Synopses & Reviews
In 1995, Jean-Dominique Bauby was the editor-in-chief of French Elle
, the father of two young childen, a 44-year-old man known and loved for his wit, his style, and his impassioned approach to life. By the end of the year he was also the victim of a rare kind of stroke to the brainstem. After 20 days in a coma, Bauby awoke into a body which had all but stopped working: only his left eye functioned, allowing him to see and, by blinking it, to make clear that his mind was unimpaired. Almost miraculously, he was soon able to express himself in the richest detail: dictating a word at a time, blinking to select each letter as the alphabet was recited to him slowly, over and over again. In the same way, he was able eventually to compose this extraordinary book.
By turns wistful, mischievous, angry, and witty, Bauby bears witness to his determination to live as fully in his mind as he had been able to do in his body. He explains the joy, and deep sadness, of seeing his children and of hearing his aged father's voice on the phone. In magical sequences, he imagines traveling to other places and times and of lying next to the woman he loves. Fed only intravenously, he imagines preparing and tasting the full flavor of delectable dishes. Again and again he returns to an "inexhaustible reservoir of sensations," keeping in touch with himself and the life around him.
Jean-Dominique Bauby died two days after the French publication of The Diving Bell and the Butterfly. This book is a lasting testament to his life.

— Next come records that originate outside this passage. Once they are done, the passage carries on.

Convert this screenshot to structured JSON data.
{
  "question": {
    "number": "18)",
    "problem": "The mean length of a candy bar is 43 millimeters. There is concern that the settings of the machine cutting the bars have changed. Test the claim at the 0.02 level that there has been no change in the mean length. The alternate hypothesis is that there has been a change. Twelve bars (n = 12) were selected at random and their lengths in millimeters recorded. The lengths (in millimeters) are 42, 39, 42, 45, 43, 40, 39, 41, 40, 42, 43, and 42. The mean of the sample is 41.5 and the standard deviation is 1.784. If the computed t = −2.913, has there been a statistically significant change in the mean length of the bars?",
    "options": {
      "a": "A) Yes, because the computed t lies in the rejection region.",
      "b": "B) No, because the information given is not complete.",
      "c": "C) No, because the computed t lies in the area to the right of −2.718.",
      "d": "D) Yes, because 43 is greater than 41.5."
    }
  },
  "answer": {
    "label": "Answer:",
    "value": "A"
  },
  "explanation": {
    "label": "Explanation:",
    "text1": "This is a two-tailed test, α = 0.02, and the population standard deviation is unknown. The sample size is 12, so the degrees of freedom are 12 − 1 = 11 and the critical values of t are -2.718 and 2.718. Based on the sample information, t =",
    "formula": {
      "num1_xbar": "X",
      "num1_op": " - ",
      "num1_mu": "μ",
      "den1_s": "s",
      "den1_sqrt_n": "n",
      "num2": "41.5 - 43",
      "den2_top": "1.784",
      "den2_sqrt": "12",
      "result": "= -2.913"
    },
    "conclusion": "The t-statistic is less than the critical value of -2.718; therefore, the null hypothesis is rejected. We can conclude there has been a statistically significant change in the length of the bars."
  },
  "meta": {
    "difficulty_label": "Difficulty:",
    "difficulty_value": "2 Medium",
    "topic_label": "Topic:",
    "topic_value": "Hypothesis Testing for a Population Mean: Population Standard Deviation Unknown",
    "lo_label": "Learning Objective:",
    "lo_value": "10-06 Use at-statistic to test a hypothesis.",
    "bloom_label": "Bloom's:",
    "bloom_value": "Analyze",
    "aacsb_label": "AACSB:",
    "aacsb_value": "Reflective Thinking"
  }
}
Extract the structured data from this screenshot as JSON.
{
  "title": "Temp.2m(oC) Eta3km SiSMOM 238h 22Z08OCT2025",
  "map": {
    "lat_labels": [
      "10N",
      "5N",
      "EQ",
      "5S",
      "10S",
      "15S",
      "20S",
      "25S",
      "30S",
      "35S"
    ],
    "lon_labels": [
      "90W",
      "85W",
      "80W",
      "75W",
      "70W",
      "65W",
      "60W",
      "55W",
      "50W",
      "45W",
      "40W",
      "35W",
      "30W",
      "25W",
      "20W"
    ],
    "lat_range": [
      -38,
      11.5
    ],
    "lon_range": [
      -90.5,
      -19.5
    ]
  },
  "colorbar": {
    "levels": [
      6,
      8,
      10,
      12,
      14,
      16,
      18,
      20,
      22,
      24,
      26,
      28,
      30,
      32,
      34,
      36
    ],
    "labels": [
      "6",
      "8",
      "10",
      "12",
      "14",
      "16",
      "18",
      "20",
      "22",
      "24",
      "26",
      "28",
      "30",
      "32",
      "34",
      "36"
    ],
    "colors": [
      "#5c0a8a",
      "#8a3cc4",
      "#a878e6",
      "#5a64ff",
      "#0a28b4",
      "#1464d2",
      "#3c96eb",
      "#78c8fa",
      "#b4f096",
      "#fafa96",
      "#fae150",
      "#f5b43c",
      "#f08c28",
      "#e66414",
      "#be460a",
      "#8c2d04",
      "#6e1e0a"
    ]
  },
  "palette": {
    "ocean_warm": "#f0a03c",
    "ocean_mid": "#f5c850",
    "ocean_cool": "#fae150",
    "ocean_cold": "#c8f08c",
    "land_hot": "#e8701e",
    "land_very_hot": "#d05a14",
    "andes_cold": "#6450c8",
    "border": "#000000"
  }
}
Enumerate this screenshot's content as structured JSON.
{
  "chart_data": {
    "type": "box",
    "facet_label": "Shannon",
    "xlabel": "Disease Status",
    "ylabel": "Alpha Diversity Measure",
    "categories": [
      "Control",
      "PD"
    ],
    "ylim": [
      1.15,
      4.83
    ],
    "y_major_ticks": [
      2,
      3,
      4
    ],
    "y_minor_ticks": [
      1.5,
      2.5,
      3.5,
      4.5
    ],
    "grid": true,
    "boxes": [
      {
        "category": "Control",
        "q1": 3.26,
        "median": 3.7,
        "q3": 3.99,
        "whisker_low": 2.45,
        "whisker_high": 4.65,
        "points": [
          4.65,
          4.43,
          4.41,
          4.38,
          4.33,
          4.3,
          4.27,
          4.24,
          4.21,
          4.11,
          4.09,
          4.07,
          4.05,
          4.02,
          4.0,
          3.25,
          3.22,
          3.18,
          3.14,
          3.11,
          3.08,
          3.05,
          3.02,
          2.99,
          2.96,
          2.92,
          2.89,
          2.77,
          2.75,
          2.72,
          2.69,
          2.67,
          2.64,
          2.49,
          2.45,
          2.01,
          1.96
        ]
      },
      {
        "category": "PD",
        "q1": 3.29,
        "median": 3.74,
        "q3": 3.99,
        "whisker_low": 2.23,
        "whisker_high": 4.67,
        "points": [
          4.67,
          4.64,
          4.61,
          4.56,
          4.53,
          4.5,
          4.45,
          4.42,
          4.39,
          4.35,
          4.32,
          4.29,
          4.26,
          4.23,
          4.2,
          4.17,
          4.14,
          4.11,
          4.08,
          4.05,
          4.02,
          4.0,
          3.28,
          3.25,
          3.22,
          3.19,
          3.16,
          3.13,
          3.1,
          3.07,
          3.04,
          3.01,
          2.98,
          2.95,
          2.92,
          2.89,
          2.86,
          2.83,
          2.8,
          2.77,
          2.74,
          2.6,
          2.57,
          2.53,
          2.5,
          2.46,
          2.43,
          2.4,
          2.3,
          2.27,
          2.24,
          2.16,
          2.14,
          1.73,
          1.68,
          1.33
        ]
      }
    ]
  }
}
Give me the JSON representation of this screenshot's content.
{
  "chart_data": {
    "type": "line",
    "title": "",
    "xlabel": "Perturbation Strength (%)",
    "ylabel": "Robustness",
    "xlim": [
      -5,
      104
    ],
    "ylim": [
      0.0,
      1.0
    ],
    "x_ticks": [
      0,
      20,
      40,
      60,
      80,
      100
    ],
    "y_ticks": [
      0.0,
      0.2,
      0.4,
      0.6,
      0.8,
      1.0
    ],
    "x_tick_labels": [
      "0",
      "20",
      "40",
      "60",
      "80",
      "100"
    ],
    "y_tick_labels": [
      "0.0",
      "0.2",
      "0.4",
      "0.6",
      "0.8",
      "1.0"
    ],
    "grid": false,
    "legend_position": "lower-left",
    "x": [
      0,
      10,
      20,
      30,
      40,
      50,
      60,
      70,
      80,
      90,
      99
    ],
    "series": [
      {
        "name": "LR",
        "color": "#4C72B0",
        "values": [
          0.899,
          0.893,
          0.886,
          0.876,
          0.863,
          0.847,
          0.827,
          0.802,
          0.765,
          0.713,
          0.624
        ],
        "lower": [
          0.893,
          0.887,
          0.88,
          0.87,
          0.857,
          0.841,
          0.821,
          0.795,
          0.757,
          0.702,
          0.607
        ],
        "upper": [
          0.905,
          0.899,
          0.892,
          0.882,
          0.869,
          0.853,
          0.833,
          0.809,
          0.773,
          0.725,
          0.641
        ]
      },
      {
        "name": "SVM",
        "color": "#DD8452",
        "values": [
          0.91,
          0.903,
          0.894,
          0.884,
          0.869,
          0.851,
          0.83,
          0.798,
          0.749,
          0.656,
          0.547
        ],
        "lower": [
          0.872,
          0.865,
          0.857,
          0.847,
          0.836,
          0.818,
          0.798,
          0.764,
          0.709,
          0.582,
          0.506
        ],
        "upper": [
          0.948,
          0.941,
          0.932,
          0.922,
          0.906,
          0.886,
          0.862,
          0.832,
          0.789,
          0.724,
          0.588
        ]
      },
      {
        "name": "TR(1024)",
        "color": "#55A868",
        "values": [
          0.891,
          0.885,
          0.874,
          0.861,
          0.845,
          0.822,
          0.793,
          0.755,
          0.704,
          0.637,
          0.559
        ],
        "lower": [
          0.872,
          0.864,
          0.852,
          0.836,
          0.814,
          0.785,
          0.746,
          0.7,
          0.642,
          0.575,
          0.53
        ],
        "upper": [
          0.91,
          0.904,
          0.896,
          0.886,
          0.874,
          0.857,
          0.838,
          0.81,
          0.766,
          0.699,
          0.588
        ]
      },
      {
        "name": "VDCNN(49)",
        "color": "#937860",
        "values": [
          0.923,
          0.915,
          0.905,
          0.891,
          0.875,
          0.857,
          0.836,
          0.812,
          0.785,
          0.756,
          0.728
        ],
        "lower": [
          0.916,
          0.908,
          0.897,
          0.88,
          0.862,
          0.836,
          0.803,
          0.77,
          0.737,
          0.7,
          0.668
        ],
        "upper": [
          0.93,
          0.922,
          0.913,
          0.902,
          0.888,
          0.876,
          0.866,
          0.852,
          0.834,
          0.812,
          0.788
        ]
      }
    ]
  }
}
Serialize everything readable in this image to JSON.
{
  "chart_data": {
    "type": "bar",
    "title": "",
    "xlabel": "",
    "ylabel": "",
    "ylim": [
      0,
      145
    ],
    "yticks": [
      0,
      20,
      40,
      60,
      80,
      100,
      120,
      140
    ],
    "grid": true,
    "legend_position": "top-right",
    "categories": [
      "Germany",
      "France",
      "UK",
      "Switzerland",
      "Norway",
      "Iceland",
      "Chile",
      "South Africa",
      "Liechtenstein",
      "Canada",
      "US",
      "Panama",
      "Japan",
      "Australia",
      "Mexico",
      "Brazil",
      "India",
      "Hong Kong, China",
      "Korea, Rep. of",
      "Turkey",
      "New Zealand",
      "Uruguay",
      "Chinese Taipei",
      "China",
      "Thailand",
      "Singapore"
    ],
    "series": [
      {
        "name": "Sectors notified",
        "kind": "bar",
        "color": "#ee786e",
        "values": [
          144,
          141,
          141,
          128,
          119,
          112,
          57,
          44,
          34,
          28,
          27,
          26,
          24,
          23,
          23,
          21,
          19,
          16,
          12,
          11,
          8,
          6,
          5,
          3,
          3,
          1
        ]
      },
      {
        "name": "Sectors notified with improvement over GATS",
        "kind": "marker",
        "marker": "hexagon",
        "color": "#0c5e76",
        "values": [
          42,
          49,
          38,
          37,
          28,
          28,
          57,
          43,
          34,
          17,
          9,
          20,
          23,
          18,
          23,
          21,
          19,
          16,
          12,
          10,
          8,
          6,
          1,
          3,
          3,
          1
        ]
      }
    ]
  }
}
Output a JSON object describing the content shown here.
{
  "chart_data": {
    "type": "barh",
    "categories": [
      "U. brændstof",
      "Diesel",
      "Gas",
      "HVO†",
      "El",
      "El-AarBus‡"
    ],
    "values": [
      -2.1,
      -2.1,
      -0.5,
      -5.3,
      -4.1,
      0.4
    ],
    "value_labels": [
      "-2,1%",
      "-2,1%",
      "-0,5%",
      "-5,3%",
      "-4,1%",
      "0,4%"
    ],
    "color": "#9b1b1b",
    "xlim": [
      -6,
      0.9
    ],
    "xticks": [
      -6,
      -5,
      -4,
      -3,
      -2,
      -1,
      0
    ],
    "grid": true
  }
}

"A wistful, poetic, ironic and whimsically affirmative testament by a man who refused to die in spirit." The New York Times
"A book of surpassing beauty, a testament to the freedom and vitality and delight of the human mind." Oliver Sacks
"Bauby dictated, letter by letter, the 28 tiny personal essays of this book. They demonstrate indisputably Bauby's irrepressible love of life." Booklist
"Although every word cost the author a superhuman effort, the prose is not sickbed telegraphese but rather as light as the sprightliest humor, as pungent as the taste of cooking apricots, as vigorous as the step of a young man setting out on a first date. Read this book and fall back in love with life." Edmund White
"As riveting as a narrative from an explorer of deep space, this communication from a mind imprisoned in an unresponsive body is remarkable for its utter lack of self-pity or sentimentality....An unforgettable read." Andrew Weil
"This heartbreaking story by a uniquely gifted writer is about transforming pain into creativity, human despair into literary miracle." Elie Wiesel
About the Author
Jean-Dominique Bauby was born in France in 1952. He attended school in Paris. After working as a journalist for a number of years, Bauby became the editor-in-chief of Elle magazine in Paris in 1991. On December 8, 1995 he had a stroke which left him with the condition known as locked-in syndrome. Bauby died on March 9, 1997. He was the father of two children, Theophile and Celeste.